What is adalimumab and why is it prescribed?
Adalimumab (trade name: Humira) is an anti-TNF drug. In rheumatoid arthritis and some other conditions, too much of a protein called TNF (tumour necrosis factor) is produced in the body, causing inflammation, pain and damage to the bones and joints. Anti-TNF drugs such as adlimumab block the action of TNF and so reduce this inflammation.
Adalimumab isn't a painkiller but can modify the disease and improve your symptoms over a period of 2–12 weeks.
Adalimumab can be prescribed by a rheumatologist for:
There are national and local guidelines that determine when it can be used, and these vary according to which condition you have. It's often prescribed along with a disease-modifying drug such as methotrexate.
Is there any reason I won't be prescribed adalimumab?
Adalimumab won't be started if:
- the disease isn't active
- you have an infection
- you haven't tried other treatments appropriate for your condition first.

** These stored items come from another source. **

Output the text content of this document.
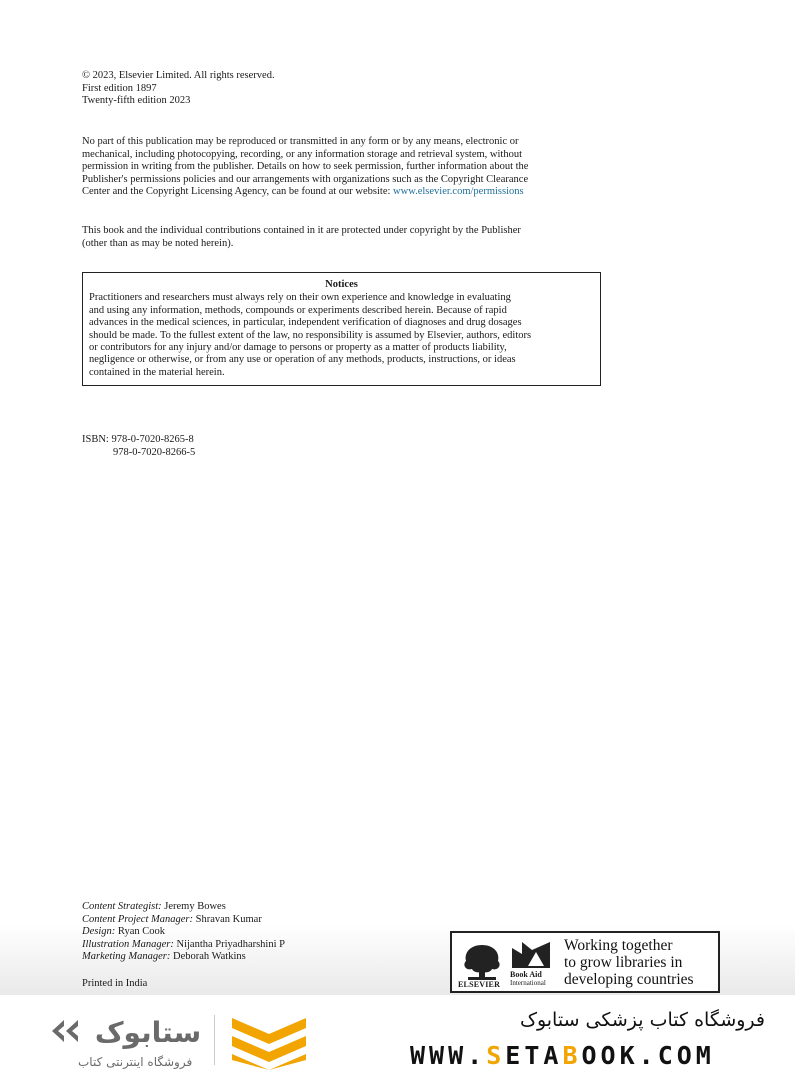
© 2023, Elsevier Limited. All rights reserved.
First edition 1897
Twenty-fifth edition 2023
No part of this publication may be reproduced or transmitted in any form or by any means, electronic or
mechanical, including photocopying, recording, or any information storage and retrieval system, without
permission in writing from the publisher. Details on how to seek permission, further information about the
Publisher's permissions policies and our arrangements with organizations such as the Copyright Clearance
Center and the Copyright Licensing Agency, can be found at our website: www.elsevier.com/permissions
This book and the individual contributions contained in it are protected under copyright by the Publisher
(other than as may be noted herein).
Notices
Practitioners and researchers must always rely on their own experience and knowledge in evaluating
and using any information, methods, compounds or experiments described herein. Because of rapid
advances in the medical sciences, in particular, independent verification of diagnoses and drug dosages
should be made. To the fullest extent of the law, no responsibility is assumed by Elsevier, authors, editors
or contributors for any injury and/or damage to persons or property as a matter of products liability,
negligence or otherwise, or from any use or operation of any methods, products, instructions, or ideas
contained in the material herein.
ISBN: 978-0-7020-8265-8
978-0-7020-8266-5
Content Strategist: Jeremy Bowes
Content Project Manager: Shravan Kumar
Design: Ryan Cook
Illustration Manager: Nijantha Priyadharshini P
Marketing Manager: Deborah Watkins
Printed in India	ELSEVIER
Book Aid
International
Working together
to grow libraries in
developing countries
ستابوک
فروشگاه اینترنتی کتاب
فروشگاه کتاب پزشکی ستابوک
WWW.SETABOOK.COM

Doctors sometimes use a score known as DAS28 to work out how active your arthritis is. This counts how many of 28 specific joints are tender and swollen, and looks at inflammation levels in a blood test. You'll also be asked to score how well you feel on a scale of 0 to 10.
Your doctor may decide not to prescribe adalimumab if you've had:
- repeated or severe infections
- multiple sclerosis (MS)
- a serious heart condition
- lung fibrosis (scarring of the lung tissue).
Before starting adalimumab you'll have a chest x-ray and tests to check if you've ever been exposed to tuberculosis (TB). You may need treatment for latent (asymptomatic) TB before starting adalimumab. You'll also be checked for previous hepatitis infection, as adalimumab may increase the risk of this being reactivated.
You may have further blood tests while you're on adalimumab to monitor its effects.